GridOto.com – Isu transisi energi belakangan kencang dihembuskan oleh pemerintah maupun penggiat lingkungan. Sebagai informasi, transisi energi memiliki tujuan untuk mengurangi emisi gas rumah kaca demi membatasi perubahan iklim.
Dilansir dari laman platform transisienergi.id, diketahui bahwa peningkatan suhu global 90 persen disebabkan oleh aktivitas manusia. Adapun kondisi ini disebabkan oleh tingginya gas polutan di udara, seperti karbon dioksida, metana, nitrogen oksida, dan aerosol.
Dengan adanya risiko tersebut, transisi energi dipercaya mampu menekan hingga 2 derajat Celcius suhu Bumi secara global. Oleh sebab itu, pemanfaatan energi yang bersih (clean energy) menjadi urgensi. Salah satu yang saat ini tengah dikembangkan adalah baterai untuk menghasilkan tenaga listrik.
Dilansir dari laman World Economic Forum (WEF), pendiri dan ketua Battery Associates dr Simon Engelke mengatakan, industri baterai saat ini menjadi solusi untuk mendukung transisi energi. Utamanya, pada kendaraan konvensional seperti mobil.

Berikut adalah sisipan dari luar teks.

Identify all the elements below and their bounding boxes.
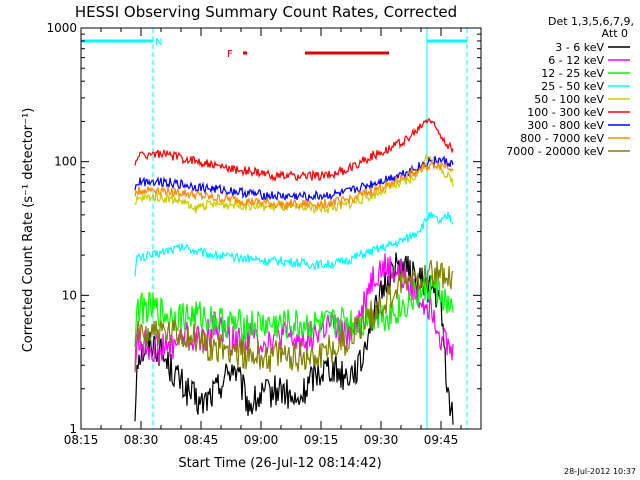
series-line xyxy=(134,253,454,373)
y-tick-label: 1 xyxy=(69,422,77,436)
y-tick-label: 1000 xyxy=(46,21,77,35)
x-axis-label: Start Time (26-Jul-12 08:14:42) xyxy=(178,456,381,471)
series-line xyxy=(134,159,454,211)
x-tick-label: 09:15 xyxy=(304,433,339,447)
x-tick-label: 08:15 xyxy=(64,433,99,447)
series-line xyxy=(134,155,454,203)
series-line xyxy=(134,211,454,277)
chart-title: HESSI Observing Summary Count Rates, Cor… xyxy=(75,3,457,21)
night-label: N xyxy=(155,37,162,48)
x-tick-label: 09:30 xyxy=(364,433,399,447)
y-tick-label: 10 xyxy=(62,288,77,302)
x-tick-label: 09:00 xyxy=(244,433,279,447)
y-axis: 1 10 100 1000 xyxy=(46,21,481,436)
series-line xyxy=(134,154,454,215)
x-tick-label: 08:45 xyxy=(184,433,219,447)
y-tick-label: 100 xyxy=(54,155,77,169)
y-axis-label: Corrected Count Rate (s⁻¹ detector⁻¹) xyxy=(21,108,36,353)
legend-header-attenuator: Att 0 xyxy=(602,27,628,40)
x-tick-label: 09:45 xyxy=(424,433,459,447)
legend-entry-label: 7000 - 20000 keV xyxy=(506,145,604,158)
legend-entry-label: 6 - 12 keV xyxy=(548,54,604,67)
legend-entry-label: 12 - 25 keV xyxy=(541,67,604,80)
series-line xyxy=(134,117,454,183)
legend-entry-label: 25 - 50 keV xyxy=(541,80,604,93)
legend-entry-label: 100 - 300 keV xyxy=(527,106,604,119)
legend-entry-label: 300 - 800 keV xyxy=(527,119,604,132)
series-line xyxy=(134,259,454,373)
series-line xyxy=(134,275,454,347)
legend-entry-label: 800 - 7000 keV xyxy=(520,132,604,145)
plot-area: NF xyxy=(81,28,468,429)
legend-entry-label: 50 - 100 keV xyxy=(534,93,604,106)
legend-header-detectors: Det 1,3,5,6,7,9, xyxy=(548,15,634,28)
x-axis: 08:15 08:30 08:45 09:00 09:15 09:30 09:45 xyxy=(64,28,462,447)
x-tick-label: 08:30 xyxy=(124,433,159,447)
date-stamp: 28-Jul-2012 10:37 xyxy=(564,467,636,476)
flare-label: F xyxy=(227,49,233,60)
legend-entry-label: 3 - 6 keV xyxy=(555,41,604,54)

Baca Juga: Honda Vario 150 Proper, Bodi Nardo Grey Oranye Plus Akesori Sporty
Berdasarkan laporan Electric Vehicle Outlook 2021 milik Bloomberg NEF, transportasi nol emisi dari mobil bertenaga listrik akan diadopsi penuh pada 2050. Menariknya, 60 persen adopsi mobil jenis ini pun diperkirakan akan diadopsi banyak orang pada 2030.
Senada, laman Statista turut mengungkapkan bahwa pada 2030, permintaan baterai untuk kebutuhan moda transportasi diperkirakan akan mencapai angka 9.300 giga-watt hour (GWh) secara kumulatif.
Konsep penggunaan baterai sebagai sumber tenaga kendaraan sebenarnya mirip dengan bahan bakar fosil. Sebagai informasi, saat ini baterai yang digunakan dalam mobil bertenaga listrik (electric vehicle) berbahan Lithium ion dan dapat diisi ulang dengan metode pengecasan.
Lithium ion, kata Simon, digunakan karena kemampuannya untuk menyimpan lebih banyak energi dibanding baterai berbahan lain, seperti asam timbal.